The linear regulator I pictured, is mounted inside the original IVR case, and the heat sink bolted to the outside of the case, with heat sink grease between the regulator, case, and heat sink. Not the ideal configuration, but with the stock case it plugs in like the original IVR (no soldering to the instrument panel.)
The regulator I pictured is a slightly better 1.5 Amp 7805 regulator, but that was many years ago. I haven't looked recently if there are even better versions now?

I think on my '69 rallye dash, each gauge pulled about 1/4 amp at full scale. Without the heat sink, at 3/4 amps (worst case - full tank of fuel, maxed oil pressure and water temps), the regulator will start to go into thermal shutdown (reduced voltage output) after about 10-minutes (depends on ambient temp.)
At 1/2 amp, I did not see any voltage drop without the heat sink, even after several hours. I think if you just have fuel and water gauges, just using the stock IVR case as a heat sink should be OK, but with all three gauges, the additional heat sink may be needed? I did not have a way to increase the ambient air temps when testing, and I din't know how hot it gets under the dash in the summer time?

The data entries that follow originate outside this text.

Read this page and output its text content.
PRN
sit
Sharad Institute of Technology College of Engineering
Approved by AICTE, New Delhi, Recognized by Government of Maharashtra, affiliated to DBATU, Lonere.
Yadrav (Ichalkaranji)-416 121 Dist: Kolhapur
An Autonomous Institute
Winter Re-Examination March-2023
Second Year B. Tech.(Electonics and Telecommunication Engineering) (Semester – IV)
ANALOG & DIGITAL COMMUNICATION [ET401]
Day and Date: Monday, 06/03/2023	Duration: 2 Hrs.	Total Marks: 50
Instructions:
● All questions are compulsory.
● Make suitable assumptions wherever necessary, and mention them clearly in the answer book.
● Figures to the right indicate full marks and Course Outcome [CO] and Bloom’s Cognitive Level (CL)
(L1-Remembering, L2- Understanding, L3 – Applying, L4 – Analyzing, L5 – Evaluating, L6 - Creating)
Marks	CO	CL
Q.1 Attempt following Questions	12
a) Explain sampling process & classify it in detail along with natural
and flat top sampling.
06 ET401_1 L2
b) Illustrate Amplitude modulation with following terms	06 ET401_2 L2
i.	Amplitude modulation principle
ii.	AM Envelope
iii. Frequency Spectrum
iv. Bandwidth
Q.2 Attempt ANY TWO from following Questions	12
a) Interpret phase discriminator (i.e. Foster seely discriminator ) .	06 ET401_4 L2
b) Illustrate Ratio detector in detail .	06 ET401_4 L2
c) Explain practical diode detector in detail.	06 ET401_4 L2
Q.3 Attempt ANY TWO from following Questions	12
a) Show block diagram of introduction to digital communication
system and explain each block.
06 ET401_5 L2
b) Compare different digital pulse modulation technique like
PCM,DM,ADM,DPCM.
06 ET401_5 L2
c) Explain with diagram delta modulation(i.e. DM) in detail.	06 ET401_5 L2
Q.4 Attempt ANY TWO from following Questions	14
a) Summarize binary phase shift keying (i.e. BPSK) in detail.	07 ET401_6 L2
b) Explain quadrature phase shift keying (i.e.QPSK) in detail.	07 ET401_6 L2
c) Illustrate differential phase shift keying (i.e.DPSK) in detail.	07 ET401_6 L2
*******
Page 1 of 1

On the other hand I almost never have a full tank of fuel, 100 psi oil pressure and 260 F water temps, so the real load is much less than the 3/4 Amp max, but the regulator needs to handle that situation to make sure the gauges don't read low when they should be reading high.

Really, if you have the money, just get the RTE regulator. If on a budget, the 7805 setup works OK but know its limitations.

If you need the 7805 regulator and caps, I still have some extras.